Separate from Freakfest, UW-Madison started holding a music and arts festival last year to attract students away from another block party that happens every spring. At the U of I, Vice Chancellor for Student Affairs Renée Romano said offering alternative events hasn’t worked well with Unofficial.  And she says she’s not surprised.

“But you got to try,” Romano said. “I mean you got to try, and we look at other universities and we talk about the things that they’re trying, and all of these things are really particular to an institution, the community, and the situation.”

Down in Carbondale in the late ‘90, Southern Illinois University canceled classes during Halloween week, and encouraged students to go home. After a riot broke out on Halloween about 15 years ago, the city banned the sale of alcohol at three bars near the SIU campus. Police had to intervene using tear gas. SIU Dean of Students Katie Sermersheim said the university faced a choice.

“Is that when you strategically have fall break, and shut down the residence halls so that everybody leaves town?” Sermersheim said. “Well, that didn’t seem to be the best piece of the formula.  So, the university’s work in that area was to keep the university open, keep people engaged in the university community.”

This past year, the city lifted the nearly 15-year ban on alcohol sales for a one-year trial period. The city of Champaign hasn’t banned the sale of alcohol during Unofficial, but it has restricted bar entry to those 21 and over, and limited keg and alcohol sales.

Meanwhile, at Iowa State University, a long-time campus tradition known as VEISHEA was put on hiatus in 2005 after riots broke out the year before.  The university formed a task force to look at the source of the riots, and made several recommendations, like offering alternative events and loosening alcohol restrictions so students aren’t compelled to go to house parties. The school started offering more activities throughout the spring, and better educating students about the risks. Thomas Hill with student affairs at Iowa State said after a year, VEISHEA came back.

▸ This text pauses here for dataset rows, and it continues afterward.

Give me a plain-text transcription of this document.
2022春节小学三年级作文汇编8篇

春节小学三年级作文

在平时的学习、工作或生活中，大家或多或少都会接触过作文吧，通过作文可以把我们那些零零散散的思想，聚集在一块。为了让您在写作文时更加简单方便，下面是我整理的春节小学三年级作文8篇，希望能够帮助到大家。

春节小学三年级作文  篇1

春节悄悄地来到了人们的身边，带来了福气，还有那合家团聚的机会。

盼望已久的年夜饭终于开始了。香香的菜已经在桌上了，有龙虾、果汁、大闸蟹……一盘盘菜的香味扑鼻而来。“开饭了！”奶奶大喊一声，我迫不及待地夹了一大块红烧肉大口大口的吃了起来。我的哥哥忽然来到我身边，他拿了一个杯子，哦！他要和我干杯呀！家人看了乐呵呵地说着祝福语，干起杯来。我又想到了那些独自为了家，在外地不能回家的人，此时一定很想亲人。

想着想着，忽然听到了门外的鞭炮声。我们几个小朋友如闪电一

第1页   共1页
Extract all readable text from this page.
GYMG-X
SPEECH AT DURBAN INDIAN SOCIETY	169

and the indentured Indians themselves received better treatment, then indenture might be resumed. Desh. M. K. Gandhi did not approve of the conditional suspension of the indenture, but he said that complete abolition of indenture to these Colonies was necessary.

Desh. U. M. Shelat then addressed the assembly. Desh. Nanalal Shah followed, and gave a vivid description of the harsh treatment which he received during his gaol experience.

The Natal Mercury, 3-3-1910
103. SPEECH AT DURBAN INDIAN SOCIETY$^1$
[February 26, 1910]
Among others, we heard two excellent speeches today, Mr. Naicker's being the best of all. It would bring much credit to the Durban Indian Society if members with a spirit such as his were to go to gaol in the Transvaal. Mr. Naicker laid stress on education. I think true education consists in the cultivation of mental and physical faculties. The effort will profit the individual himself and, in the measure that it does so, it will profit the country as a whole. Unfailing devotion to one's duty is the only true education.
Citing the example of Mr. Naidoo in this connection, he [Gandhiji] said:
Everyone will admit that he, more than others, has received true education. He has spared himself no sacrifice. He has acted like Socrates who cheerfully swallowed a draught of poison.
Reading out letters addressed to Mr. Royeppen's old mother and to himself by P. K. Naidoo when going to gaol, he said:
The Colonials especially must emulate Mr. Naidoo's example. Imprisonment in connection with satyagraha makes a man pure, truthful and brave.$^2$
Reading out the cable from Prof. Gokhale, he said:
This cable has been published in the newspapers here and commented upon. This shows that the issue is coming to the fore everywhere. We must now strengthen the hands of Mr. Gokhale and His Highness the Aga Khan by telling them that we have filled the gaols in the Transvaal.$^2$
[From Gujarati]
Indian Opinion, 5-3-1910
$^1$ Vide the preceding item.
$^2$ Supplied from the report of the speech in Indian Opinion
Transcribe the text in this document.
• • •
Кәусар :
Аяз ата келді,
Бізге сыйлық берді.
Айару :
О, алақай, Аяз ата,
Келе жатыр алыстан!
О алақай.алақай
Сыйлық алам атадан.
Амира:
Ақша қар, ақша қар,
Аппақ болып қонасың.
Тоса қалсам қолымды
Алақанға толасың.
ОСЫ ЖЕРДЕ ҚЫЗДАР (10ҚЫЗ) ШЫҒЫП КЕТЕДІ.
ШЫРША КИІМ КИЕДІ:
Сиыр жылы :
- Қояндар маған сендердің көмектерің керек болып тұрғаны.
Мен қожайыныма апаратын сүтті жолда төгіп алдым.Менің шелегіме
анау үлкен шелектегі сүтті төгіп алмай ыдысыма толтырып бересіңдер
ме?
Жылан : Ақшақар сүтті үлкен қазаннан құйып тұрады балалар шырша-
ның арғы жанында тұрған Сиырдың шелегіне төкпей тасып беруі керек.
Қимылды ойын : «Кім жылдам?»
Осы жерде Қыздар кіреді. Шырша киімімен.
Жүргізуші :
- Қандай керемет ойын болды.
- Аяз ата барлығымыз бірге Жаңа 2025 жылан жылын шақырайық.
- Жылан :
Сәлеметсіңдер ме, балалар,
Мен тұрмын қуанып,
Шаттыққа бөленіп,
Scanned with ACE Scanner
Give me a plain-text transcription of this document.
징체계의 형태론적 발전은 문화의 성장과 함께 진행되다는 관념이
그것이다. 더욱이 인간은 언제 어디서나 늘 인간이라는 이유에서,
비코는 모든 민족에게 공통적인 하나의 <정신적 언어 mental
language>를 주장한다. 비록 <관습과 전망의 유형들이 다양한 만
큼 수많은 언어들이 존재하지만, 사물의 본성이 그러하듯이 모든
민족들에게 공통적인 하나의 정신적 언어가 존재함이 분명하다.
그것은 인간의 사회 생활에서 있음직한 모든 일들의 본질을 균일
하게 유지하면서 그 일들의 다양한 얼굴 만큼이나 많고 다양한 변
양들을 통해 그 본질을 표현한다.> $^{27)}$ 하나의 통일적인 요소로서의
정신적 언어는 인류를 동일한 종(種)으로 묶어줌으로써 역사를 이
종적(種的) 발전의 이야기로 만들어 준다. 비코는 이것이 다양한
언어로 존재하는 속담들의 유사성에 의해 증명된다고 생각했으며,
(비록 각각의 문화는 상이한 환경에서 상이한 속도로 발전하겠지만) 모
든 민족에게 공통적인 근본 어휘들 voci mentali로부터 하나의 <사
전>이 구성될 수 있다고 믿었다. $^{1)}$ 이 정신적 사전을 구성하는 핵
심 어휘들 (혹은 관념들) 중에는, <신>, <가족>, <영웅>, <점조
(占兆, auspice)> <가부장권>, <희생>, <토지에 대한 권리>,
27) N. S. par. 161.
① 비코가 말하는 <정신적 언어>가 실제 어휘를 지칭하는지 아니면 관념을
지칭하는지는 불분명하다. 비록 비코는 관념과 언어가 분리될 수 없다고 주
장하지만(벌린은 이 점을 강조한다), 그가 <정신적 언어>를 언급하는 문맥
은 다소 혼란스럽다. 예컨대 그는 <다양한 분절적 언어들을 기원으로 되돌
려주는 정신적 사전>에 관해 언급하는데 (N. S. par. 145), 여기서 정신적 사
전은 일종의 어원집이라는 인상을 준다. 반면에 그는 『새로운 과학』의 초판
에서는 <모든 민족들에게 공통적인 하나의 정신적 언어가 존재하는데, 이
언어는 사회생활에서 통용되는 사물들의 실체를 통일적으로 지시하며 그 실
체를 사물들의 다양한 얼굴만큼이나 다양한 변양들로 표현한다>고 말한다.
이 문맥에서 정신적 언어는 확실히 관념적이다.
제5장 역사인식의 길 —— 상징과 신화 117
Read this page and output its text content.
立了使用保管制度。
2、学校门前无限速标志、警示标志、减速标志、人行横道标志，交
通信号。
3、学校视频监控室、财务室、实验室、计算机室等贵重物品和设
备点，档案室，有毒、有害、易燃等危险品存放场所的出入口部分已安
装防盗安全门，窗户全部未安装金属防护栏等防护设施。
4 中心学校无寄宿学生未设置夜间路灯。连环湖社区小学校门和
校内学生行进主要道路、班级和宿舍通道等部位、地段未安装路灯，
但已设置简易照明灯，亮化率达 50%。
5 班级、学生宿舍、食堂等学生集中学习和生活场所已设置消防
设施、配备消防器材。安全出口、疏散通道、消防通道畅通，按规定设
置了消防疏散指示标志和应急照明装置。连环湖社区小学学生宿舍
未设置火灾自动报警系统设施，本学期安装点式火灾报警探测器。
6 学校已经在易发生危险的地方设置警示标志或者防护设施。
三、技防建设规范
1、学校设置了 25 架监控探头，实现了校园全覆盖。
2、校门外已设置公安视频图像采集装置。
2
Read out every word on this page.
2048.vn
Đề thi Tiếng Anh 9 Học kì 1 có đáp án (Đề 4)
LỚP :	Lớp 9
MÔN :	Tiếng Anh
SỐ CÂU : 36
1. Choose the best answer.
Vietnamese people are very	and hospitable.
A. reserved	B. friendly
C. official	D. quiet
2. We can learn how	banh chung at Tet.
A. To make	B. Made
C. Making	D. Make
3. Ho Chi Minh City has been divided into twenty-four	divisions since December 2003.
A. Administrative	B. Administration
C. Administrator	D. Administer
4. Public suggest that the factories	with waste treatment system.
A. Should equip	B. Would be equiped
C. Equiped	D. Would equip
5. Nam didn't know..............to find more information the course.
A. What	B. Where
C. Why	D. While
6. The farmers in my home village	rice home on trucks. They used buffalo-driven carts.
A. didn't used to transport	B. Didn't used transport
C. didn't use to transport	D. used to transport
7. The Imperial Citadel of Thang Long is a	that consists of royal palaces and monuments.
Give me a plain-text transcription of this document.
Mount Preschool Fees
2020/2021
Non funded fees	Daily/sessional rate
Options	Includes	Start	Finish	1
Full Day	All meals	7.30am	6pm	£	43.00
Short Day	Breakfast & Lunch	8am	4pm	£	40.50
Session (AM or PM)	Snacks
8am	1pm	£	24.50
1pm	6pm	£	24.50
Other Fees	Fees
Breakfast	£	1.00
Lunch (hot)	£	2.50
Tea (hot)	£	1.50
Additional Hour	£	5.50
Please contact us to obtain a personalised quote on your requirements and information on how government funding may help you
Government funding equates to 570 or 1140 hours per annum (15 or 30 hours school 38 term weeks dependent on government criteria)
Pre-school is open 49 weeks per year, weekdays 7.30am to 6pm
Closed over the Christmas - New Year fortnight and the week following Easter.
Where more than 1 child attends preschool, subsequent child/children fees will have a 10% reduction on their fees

 “I don’t want you to think that I’m saying we stopped the Unofficial VEISHEA completely,” Hill said. “No, we did not, and that’s a very difficult thing to do because we still have a free society. People have rights, and you can’t tell someone they can’t have a party just because you’re having a celebration.”

“The goal is to let people know exactly and be very clear – students have done a great job of this, the organizers – letting people know what VEISHEA is all about and what the expectations are,” he added.

While U of I officials want to see Unofficial St. Patrick’s Day go away, something all of these schools agree on is that community support plays a critical role. It might just be working in Champaign. Police say the number of city ordinance violations during last year’s Unofficial St. Patrick’s Day dropped by more than 30 percent from the year before.